After you start the game, your main character wakes up in an unknown location missing his wallet and several of his other possessions. The game consists of you exploring an underground sewer, an abandoned office building, and an abandoned convenience store until you find your way back to your house where you discover the truth. Home is a game where a lot of the information to the plot comes from examining objects and listening to your main character’s inner monologues. However, it is possible to go through the game without picking up a lot of the items, nor do you need to explore every room.

Home is displayed as a 2D sidescroller where you simply use your arrow keys to move your MC left and right, but it also contains some elements of point and click adventure games where you pick up random objects that will be useful for something else. Unlike point and click games, however, the only real puzzles in Home consist of “find locked door, walk around until you find key, then return to door to unlock it.” There are also no enemies in this game that can kill you, or any traps; hell there is not even any jump scares (which could be either a good or bad thing), so Home is basically just a walking simulator.

Home’s graphics also look like an early NES title, thus making Home another game that tries to hide behind a “retro aesthetic” to mask lazy character design. There is also no music in the game other than the title theme, which is just a twenty second loop. The sound effects were moderately effective in setting the mood though.

I have to specifically call out the first half of the game for being rather boring. While the game as a whole is rather uneventful seeing as how you are never in any real danger, you at least have the plot making some revelations in the second half, while the first half has pretty much nothing. What makes the second half more interesting is that you start getting hints at what actually happened to your MC and his friends.

What is also of note in regards to the game is that there are multiple endings to it. These events are implemented in a unique way in that, when asked if something happens, you can choose to say yes or no. If you say that it didn’t happen in this situation, you will see your character react differently. This does give the game a bit of replay value just to see how things can turn out differently. Unfortunately though, this game is rather light on content and can be finished in under an hour, so your playtime would still be relatively small.

I told you to wear the fucking face mask!!

Once I reached the end of Home, I had an idea of what happened in the game, but seeing as how Benjamin River’s purposefully left in a lot of loose ends and was rather vague, I ended up not getting as connected to the game as I could have been. The entire game built itself up to having a huge twist at the end, and while the twist actually was there for once, my reaction was more so “eh, that’s kind of interesting I guess” as opposed to being blown away.

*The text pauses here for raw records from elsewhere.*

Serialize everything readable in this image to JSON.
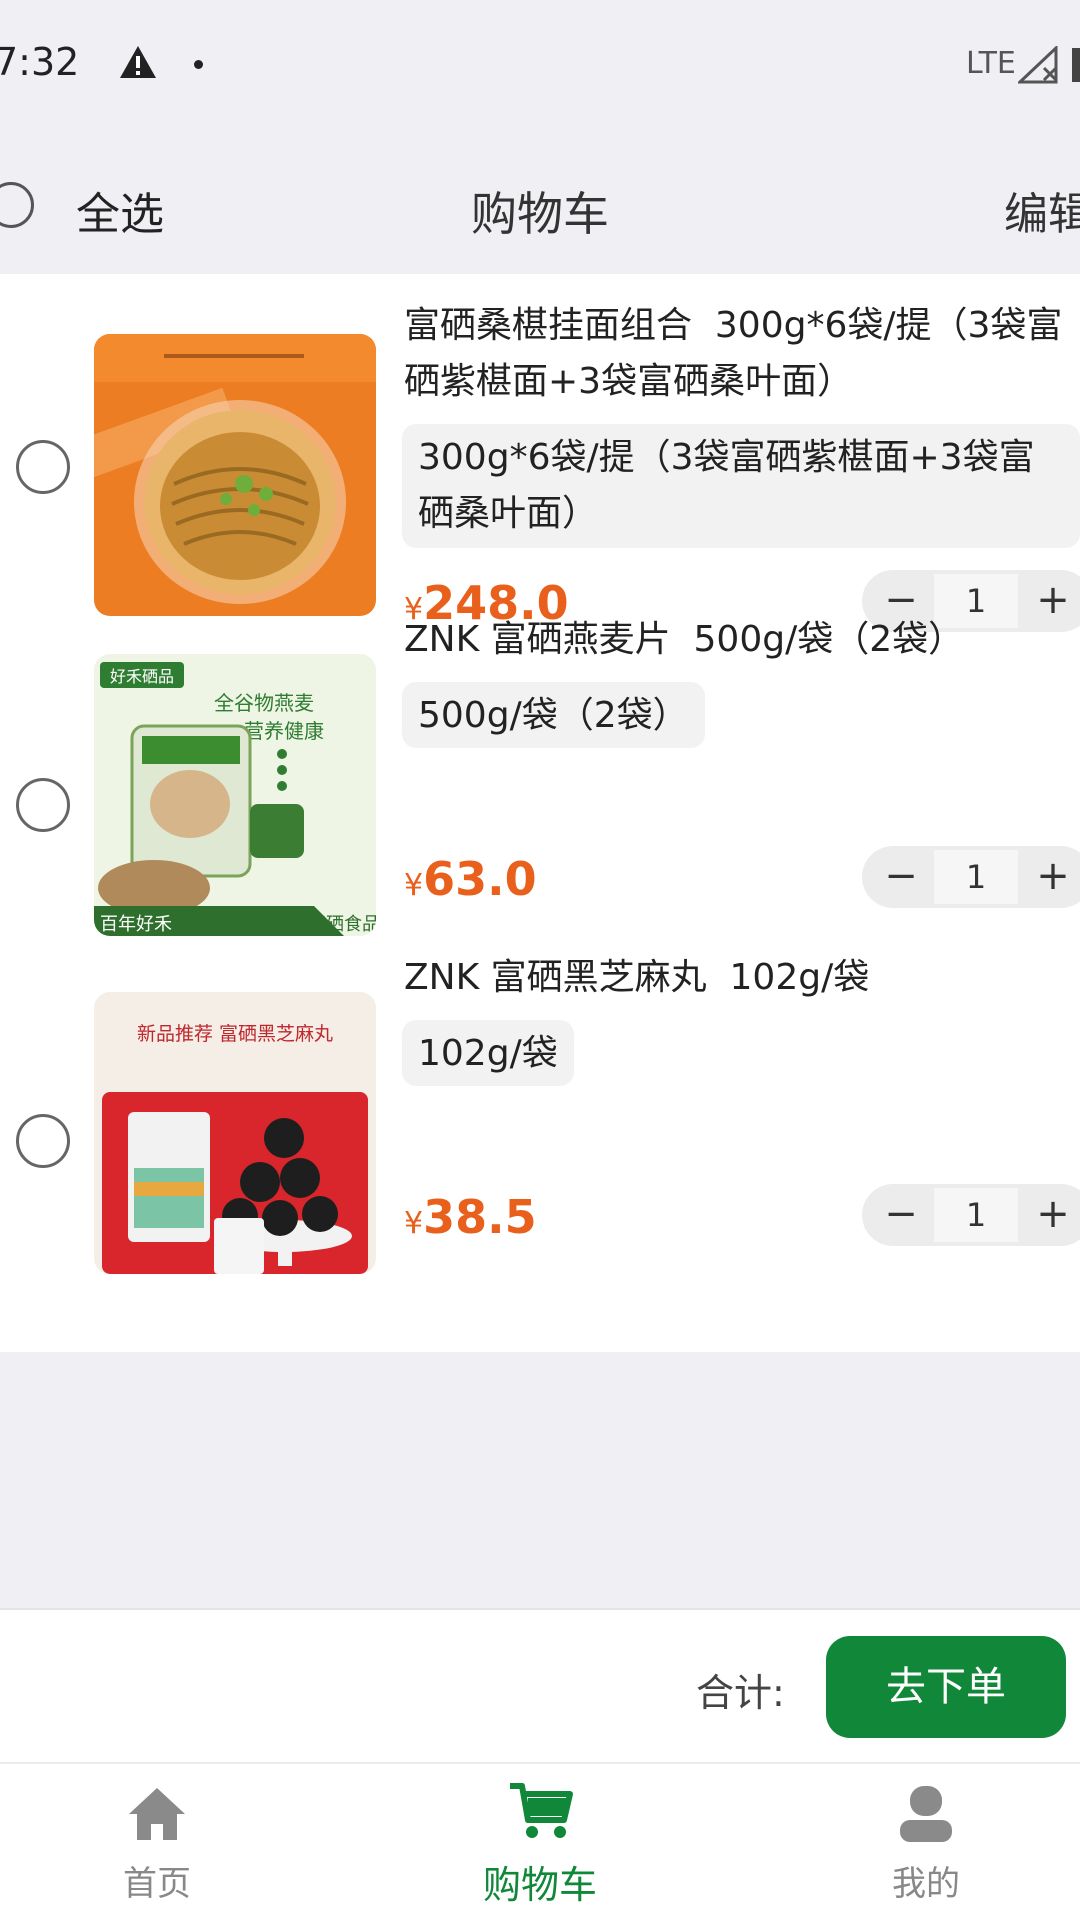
{
  "status_bar": {
    "time": "7:32",
    "network": "LTE",
    "icons": [
      "warning-icon",
      "signal-icon",
      "battery-icon"
    ]
  },
  "header": {
    "select_all_label": "全选",
    "title": "购物车",
    "edit_label": "编辑"
  },
  "cart": {
    "items": [
      {
        "title": "富硒桑椹挂面组合  300g*6袋/提（3袋富硒紫椹面+3袋富硒桑叶面）",
        "spec": "300g*6袋/提（3袋富硒紫椹面+3袋富硒桑叶面）",
        "currency": "¥",
        "price": "248.0",
        "quantity": "1",
        "minus": "−",
        "plus": "+",
        "image": "mulberry-noodles-bowl"
      },
      {
        "title": "ZNK 富硒燕麦片  500g/袋（2袋）",
        "spec": "500g/袋（2袋）",
        "currency": "¥",
        "price": "63.0",
        "quantity": "1",
        "minus": "−",
        "plus": "+",
        "image": "oatmeal-package",
        "image_text": [
          "好禾硒品",
          "全谷物燕麦",
          "营养健康",
          "百年好禾",
          "富硒食品"
        ]
      },
      {
        "title": "ZNK 富硒黑芝麻丸  102g/袋",
        "spec": "102g/袋",
        "currency": "¥",
        "price": "38.5",
        "quantity": "1",
        "minus": "−",
        "plus": "+",
        "image": "black-sesame-balls",
        "image_text": [
          "新品推荐 富硒黑芝麻丸"
        ]
      }
    ]
  },
  "checkout": {
    "total_label": "合计:",
    "total_value": "",
    "button_label": "去下单"
  },
  "tabs": [
    {
      "label": "首页",
      "icon": "home-icon",
      "active": false
    },
    {
      "label": "购物车",
      "icon": "cart-icon",
      "active": true
    },
    {
      "label": "我的",
      "icon": "user-icon",
      "active": false
    }
  ],
  "colors": {
    "accent": "#11873a",
    "price": "#e8601c",
    "background": "#efeff4"
  }
}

Home did have a decent atmosphere to it, but there was never a point in the game where I actually felt scared. When you stack all of these flaws against Home, the game just starts to seem rather pointless. Even at the price of $3.00, I’d still be hesitant to recommend Home, and I would be quicker to recommend 2014’s Neverending Nightmares, a game that takes a similar approach in design, but does it infinitely better (although it is unfortunately much more expensive while not possessing much more content). Otherwise, it’s best that Home should just go home, and not come back until it has a complete storyline.

This review was originally posted to GameFAQs on October 6th of 2016, and has been re-edited with enhanced presentation.